Ein Großteil der Häftlinge war dem Kommando „G“ zugeteilt, das in Tag- und Nachtschicht im Stollenbau eingesetzt war. Van Hoeij gehörte zunächst zum Kommando „K“ (möglicherweise von KZ), das die Steinbaracken baute und weitere Infrastrukturmaßnahmen leistete, wie die Herstellung der Wasser- und Elektrizitätsversorgung sowie das Entladen von Güterwaggons im nahe gelegenen Bahnhof Regenstein. Die Häftlinge marschierten um sechs Uhr in der Frühe ab und kehrten um 18.00 Uhr zurück. In völlig zerschlissener Kluft legten sie die mehr als elf Kilometer zwischen dem Lager und dem Mundloch des Stollens zurück. Unter strengster SS-Bewachung marschierten sie die Michaelsteiner Straße entlang, vorbei an der Gießerei zur Baustelle, unter den Augen der Einheimischen, die – wie andernorts auch – nach Kriegsende von dem Geschehen zumeist nichts mitbekommen haben wollten.

Mit durchschnittlich etwa 500 Häftlinge war dieses Buchenwald-Außenlager „Porphyr“ belegt; Ende Oktober 1944 wurde es dem neu gegründeten Konzentrationslagerkomplex Mittelbau-Dora zugeordnet. Schwerkranke waren nunmehr ins Revier nach Dora zu überstellen. Ein erster Transport mit 24 Kranken (22 Belgier, ein Deutscher und ein Pole) soll am 23. November 1944 abgegangen sein. Verstorbene brachte die SS anfangs in das Quedlinburger Krematorium, bald jedoch nach Buchenwald und ab Oktober 1944 nach Dora. Im Winter 1944/45, als die Wege unpassierbar waren, ließ die SS die Toten von Mithäftlingen nackt in Gruben am Nordrand des Lagers, außerhalb des Stacheldrahtes, verscharren. Neben der schweren körperlichen Arbeit setzte den Insassen des Außenlagers „Klosterwerke“ der ständige Hunger zu.
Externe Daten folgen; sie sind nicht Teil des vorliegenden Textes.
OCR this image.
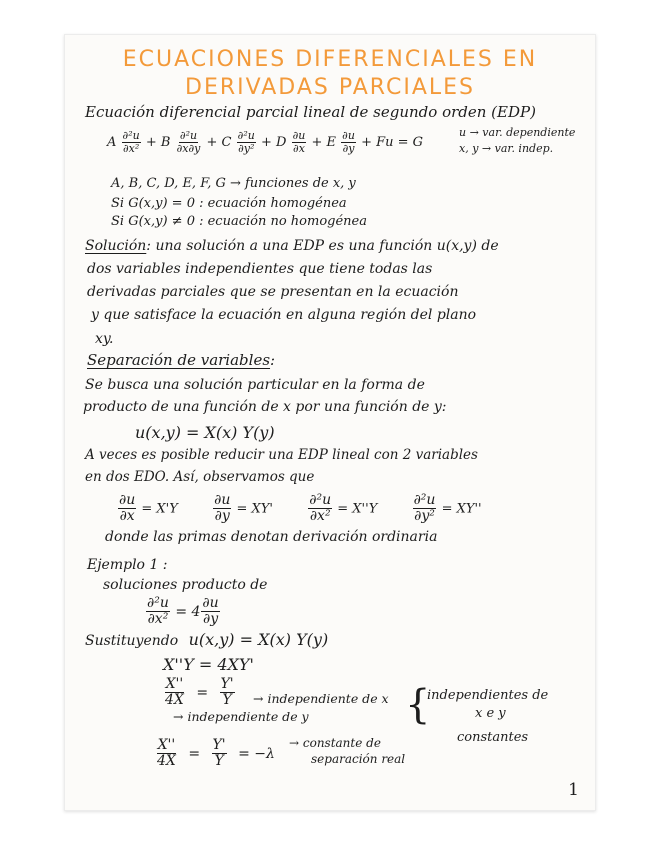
ECUACIONES DIFERENCIALES EN
DERIVADAS PARCIALES
Ecuación diferencial parcial lineal de segundo orden (EDP)
A $\frac{\text{∂²u}}{\text{∂x²}} + B \frac{\text{∂²u}}{\partial x\partial y} + C \frac{\text{∂²u}}{\text{∂y²}} + D \frac{\partial u}{\partial x} + E \frac{\partial u}{\partial y} + Fu = G$
u → var. dependiente
x, y → var. indep.
A, B, C, D, E, F, G → funciones de x, y
Si G(x,y) = 0 : ecuación homogénea
Si G(x,y) ≠ 0 : ecuación no homogénea
Solución: una solución a una EDP es una función u(x,y) de
dos variables independientes que tiene todas las
derivadas parciales que se presentan en la ecuación
y que satisface la ecuación en alguna región del plano
xy.
Separación de variables:
Se busca una solución particular en la forma de
producto de una función de x por una función de y:
u(x,y) = X(x) Y(y)
A veces es posible reducir una EDP lineal con 2 variables
en dos EDO. Así, observamos que
$\frac{\partial u}{\partial x} = X'Y$	$\frac{\partial u}{\partial y} = XY'$	$\frac{\text{∂²u}}{\text{∂x²}} = X''Y$	$\frac{\text{∂²u}}{\text{∂y²}} = XY''$
donde las primas denotan derivación ordinaria
Ejemplo 1 :
soluciones producto de
$\frac{\text{∂²u}}{\text{∂x²}} = 4 \frac{\partial u}{\partial y}$
Sustituyendo u(x,y) = X(x) Y(y)
X''Y = 4XY'
$\frac{X''}{4X} = \frac{Y'}{Y}$ → independiente de x
→ independiente de y {
independientes de
x e y
constantes
$\frac{X''}{4X} = \frac{Y'}{Y} = -\lambda$
→ constante de
separación real
1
Van Hoeij berichtet: „Morgens bekamen wir nichts als ‚Ersatzkaffee‘, dessen einzig Gutes darin bestand, dass wir ein warmes Getränk zu uns nehmen konnten. Mittags wurde Suppe ausgeteilt: immer Kohlsuppe, ohne ein Fettauge oder ein Stück Fleisch, und dazu ein paar Pellkartoffeln“. Abends sah es nicht besser aus. Drei, später sogar vier Häftlinge mussten sich ein hartes Kommissbrot teilen. „Um eine gerechte Verteilung zu garantieren, machte man sich primitive Waagen zum grammgenauen Abwiegen des Brotes. Nach dem Abwiegen wurde noch um die Reihenfolge gelost, in der genommen werden durfte“. In der Anfangszeit gab die SS noch ein wenig Margarine oder Marmelade aus. Aber auch das entfiel bald, so dass sich die Häftlinge zum Überleben mit allem ernährten, was nicht giftig war.
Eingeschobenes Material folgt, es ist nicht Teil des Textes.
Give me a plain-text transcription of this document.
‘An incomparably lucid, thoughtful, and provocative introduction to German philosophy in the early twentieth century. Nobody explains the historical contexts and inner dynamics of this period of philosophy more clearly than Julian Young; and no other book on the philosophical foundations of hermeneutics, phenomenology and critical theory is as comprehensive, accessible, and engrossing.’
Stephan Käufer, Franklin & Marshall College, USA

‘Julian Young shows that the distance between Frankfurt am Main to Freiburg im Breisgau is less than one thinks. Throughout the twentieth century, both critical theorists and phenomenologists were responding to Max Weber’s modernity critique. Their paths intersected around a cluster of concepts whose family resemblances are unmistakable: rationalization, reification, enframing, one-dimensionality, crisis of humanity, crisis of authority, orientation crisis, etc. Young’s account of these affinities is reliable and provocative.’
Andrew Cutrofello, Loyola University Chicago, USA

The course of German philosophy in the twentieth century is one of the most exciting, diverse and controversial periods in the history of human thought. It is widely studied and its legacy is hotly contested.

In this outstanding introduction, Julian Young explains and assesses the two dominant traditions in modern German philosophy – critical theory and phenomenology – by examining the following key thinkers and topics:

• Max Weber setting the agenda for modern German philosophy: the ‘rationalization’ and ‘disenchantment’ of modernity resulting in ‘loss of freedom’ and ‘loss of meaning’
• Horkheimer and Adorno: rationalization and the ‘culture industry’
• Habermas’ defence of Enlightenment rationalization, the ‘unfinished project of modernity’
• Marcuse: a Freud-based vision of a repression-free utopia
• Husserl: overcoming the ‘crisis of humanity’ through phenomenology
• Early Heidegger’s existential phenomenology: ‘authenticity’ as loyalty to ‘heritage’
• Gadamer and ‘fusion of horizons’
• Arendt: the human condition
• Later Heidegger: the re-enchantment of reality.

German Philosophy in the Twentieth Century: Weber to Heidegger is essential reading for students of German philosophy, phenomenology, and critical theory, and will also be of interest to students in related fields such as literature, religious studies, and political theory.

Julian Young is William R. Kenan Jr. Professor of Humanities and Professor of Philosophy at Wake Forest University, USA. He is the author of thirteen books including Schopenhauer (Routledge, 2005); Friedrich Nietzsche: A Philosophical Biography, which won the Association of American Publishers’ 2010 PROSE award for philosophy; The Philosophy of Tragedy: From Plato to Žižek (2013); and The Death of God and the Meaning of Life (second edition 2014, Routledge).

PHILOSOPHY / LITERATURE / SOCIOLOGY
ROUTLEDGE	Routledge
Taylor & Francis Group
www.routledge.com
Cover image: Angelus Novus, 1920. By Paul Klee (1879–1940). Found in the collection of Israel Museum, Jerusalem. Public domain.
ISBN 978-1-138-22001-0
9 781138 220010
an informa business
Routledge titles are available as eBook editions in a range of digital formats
Auch Schäffer & Budenberg will Produktion in den Harz verlagern

Seit Mitte 1943 war der Rüstungsbetrieb Schäffer & Budenberg in Magdeburg immer wieder Ziel alliierter Luftangriffe, so auch in der Nacht vom 21. auf den 22. Januar 1944, bei dem das Werk Schäden erlitt, die das Rüstungskommando Magdeburg hinterher als mittelschwer einstufte. Erhebliche Einbrüche in der Produktion für die Kriegsmarine, insbesondere bei Torpedos, waren die Folge. Von noch größerer Bedeutung dürften Ausfälle in der Belieferung des Mittelwerkes gewesen sein, denn Schäffer & Budenberg stellte etwa 80 % der Sonderventile für die A4-Rakete her. Außerdem sollen Manometer für die A4-Rakete in Magdeburg gefertigt worden sein. Zur Sicherung dieser „kriegswichtigen“ Versorgung stand seit Frühjahr 1944 die Verlagerung des Werkes oder von Teilen auf der Tagesordnung.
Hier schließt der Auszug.